Xilinx Now Enables Machine Learning from the Edge to the Cloud with Expanded Offering
Xilinx announced expansion into a wide range of vision guided machine learning applications by unveiling Xilinx reVISION stack. The announcement was made amid Embedded World – the new solution complements the recent Reconfigurable Acceleration Stack which significantly broadens the deployment of machine learning applications with Xilinx technology from the edge to the cloud.
The new reVISION stack touts to enable a much broader set of software and systems engineers, with little or no hardware design expertise to develop intelligent vision guided systems easier and faster. These engineers can now realize significant advantages when combining machine learning, computer vision, sensor fusion, and connectivity.
reVISION is enabling a fast growing set of applications in markets where differentiation is critical, systems must be extremely responsive, and the latest algorithms and sensors need to be quickly deployed.
This includes approximately two-thirds of the applications for vision focused semiconductors. Applications span a number of markets such as high end consumer, automotive, industrial, medical, and aerospace & defense. Next generation applications include collaborative robots or ‘cobots’, ‘sense and avoid’ drones, augmented reality, autonomous vehicles, automated surveillance and medical diagnostics.
reVISION enables the fastest path to the most responsive vision systems, with up to 6x better images/second/watt in machine learning inference, 40x better frames/second/watt of computer vision processing, and 1/5th the latency over competing embedded GPUs and typical SoCs. Developers with limited hardware expertise can use a C/C++/OpenCL development flow with industry-standard frameworks and libraries like Caffe and OpenCV to develop embedded vision applications on a single Zynq SoC or MPSoC.
Leveraging the unique advantages of reconfigurability and any-to-any connectivity, developers can use the stack to rapidly develop and deploy upgrades. Reconfigurability is critical to ‘future proof’ intelligent vision-based systems as neural networks, algorithms, sensor technologies and interface standards continue to evolve at an accelerated pace.
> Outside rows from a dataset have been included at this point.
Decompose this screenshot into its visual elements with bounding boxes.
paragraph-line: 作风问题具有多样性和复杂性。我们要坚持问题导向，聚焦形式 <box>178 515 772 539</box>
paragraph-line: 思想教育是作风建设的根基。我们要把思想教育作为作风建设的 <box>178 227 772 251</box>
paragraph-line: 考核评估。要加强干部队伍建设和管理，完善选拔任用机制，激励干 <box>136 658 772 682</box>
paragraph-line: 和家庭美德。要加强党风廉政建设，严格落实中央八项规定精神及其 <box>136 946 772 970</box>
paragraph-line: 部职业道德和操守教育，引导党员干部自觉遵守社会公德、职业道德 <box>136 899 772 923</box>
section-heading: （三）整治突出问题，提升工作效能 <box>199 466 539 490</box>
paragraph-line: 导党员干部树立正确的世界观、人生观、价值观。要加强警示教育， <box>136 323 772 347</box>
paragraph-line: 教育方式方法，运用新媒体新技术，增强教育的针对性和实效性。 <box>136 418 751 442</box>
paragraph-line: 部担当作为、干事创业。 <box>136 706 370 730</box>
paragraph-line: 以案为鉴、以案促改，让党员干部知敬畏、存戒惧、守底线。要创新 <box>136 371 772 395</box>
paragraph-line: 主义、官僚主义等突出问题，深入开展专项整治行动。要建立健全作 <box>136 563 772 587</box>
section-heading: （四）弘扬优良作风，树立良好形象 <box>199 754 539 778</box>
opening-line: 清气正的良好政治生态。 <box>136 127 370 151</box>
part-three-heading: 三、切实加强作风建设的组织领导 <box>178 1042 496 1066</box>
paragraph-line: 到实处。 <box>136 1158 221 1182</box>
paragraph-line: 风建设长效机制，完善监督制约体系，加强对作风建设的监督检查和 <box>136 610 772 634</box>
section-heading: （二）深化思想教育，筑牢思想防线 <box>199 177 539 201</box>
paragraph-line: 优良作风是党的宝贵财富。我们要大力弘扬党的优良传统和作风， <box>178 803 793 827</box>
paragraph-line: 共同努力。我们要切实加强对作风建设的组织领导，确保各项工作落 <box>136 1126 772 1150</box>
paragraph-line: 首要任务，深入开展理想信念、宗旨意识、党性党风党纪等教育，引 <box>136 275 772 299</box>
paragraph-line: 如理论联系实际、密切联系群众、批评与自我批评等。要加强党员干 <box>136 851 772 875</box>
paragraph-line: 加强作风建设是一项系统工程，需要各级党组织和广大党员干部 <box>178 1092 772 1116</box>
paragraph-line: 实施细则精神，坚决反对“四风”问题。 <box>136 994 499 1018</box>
The Xilinx reVISION stack includes a broad range of development resources for platform, algorithm and application development. This includes support for the most popular neural networks including AlexNet, GoogLeNet, SqueezeNet, SSD, and FCN.
Additionally, the stack provides library elements including pre-defined and optimized implementations for CNN network layers, required to build custom neural networks (DNN/CNN). The machine learning elements are complemented by a broad set of acceleration-ready OpenCV functions for computer vision processing. For application level development, Xilinx supports industry-standard frameworks including Caffe for machine learning and OpenVX for computer vision. The reVISION stack also includes development platforms from Xilinx and third parties, including various types of sensors.
“We are seeing tremendous interest in machine learning from the edge to the cloud, and believe that our ongoing investment in development stacks will accelerate mainstream adoption.” said Steve Glaser, SVP of Corporate Strategy at Xilinx. “Today, hundreds of embedded vision customers have realized greater than 10x performance and latency advantages with Xilinx technology. With the addition of reVISION, those same advantages will now become available to thousands of customers.”
The reVISION stack will be available in the Q2 of 2017.